There are many resources on the Internet to learn more about narrowbanding. One of the best ways to find these resources is to sign onto the Quality Mobile Communications site and click on Narrowband Alerts. Nick Ruark, who owns Quality Mobile, has for many years supported Land Mobile Radio and Public Safety communications with several Yahoo groups, the most popular being the Private Wireless Forum.
National Emergency Number Association (NENA), APCO, and many others are working with the Feds on next-generation 9-1-1. From what I have learned, this is not simply about upgrading current 9-1-1 systems, it includes broadband capabilities, the addition of text and MMS messaging, and added capabilities for Public Safety Answering Points (PSAPs). There is a lot of work being done in this area, and from my perspective, NG9-1-1 and Public Safety broadband systems together will bring the Public Safety community into the 21st century and provide many of the capabilities that have been available to consumer and business mobility customers for a number of years. There are still unresolved issues including how to handle Voice over IP calls, how to make sure that a text message sent for help will actually be delivered and verified, and one of the most important issues, how to keep Internet traffic that will be carrying these new forms of calls for help isolated and away from the NG9-1-1 and broadband network back-ends.
This is a busy time for Public Safety communications. There is a lot of work to be done, but from where I sit, it really looks as though Public Safety, for the first time, can end up with the broadband and narrowband networks it needs on a nationwide and fully interoperable basis, upgraded and better 9-1-1 services, and the tools to not only respond to calls from the public more quickly, but to do so in ways that will be safer for those responding. Information at the scene and about the scene is critical to Public Safety, as is having access to crime-solving tools at a crime scene.

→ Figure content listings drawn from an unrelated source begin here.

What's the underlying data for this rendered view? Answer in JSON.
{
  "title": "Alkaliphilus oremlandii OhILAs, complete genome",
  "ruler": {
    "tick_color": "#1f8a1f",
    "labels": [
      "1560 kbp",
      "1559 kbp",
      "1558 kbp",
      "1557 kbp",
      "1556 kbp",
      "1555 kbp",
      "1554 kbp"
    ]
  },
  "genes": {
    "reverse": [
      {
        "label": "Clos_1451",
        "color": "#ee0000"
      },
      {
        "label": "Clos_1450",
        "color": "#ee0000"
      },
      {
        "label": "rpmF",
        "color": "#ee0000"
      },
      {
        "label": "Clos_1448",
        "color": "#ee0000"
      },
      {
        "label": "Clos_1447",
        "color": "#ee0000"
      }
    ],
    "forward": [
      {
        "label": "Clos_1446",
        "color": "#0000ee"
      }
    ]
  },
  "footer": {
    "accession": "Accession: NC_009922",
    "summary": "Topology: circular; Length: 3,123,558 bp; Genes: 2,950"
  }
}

For the first time since I became involved with the Public Safety community in the late 1960s as both a first responder and with Public Safety communications, the Public Safety community has united to finally obtain the tools it needs. The Public Safety Alliance, APCO, NPSTC, IACP, IAFC, NSA, and others are working together on the issues surrounding wireless broadband and communications requirements for all of Public Safety. This has resulted in an awareness of Public Safety needs for many who hold the key to the future of Public Safety communications. There is a lot of hard work ahead in many of these areas, with a common goal to bring to Public Safety communications the same capabilities that are available to anyone with a smartphone. We cannot stop now. If anything, we need to redouble our efforts over the next year to make all of this a reality before we reach the tenth anniversary of 9/11.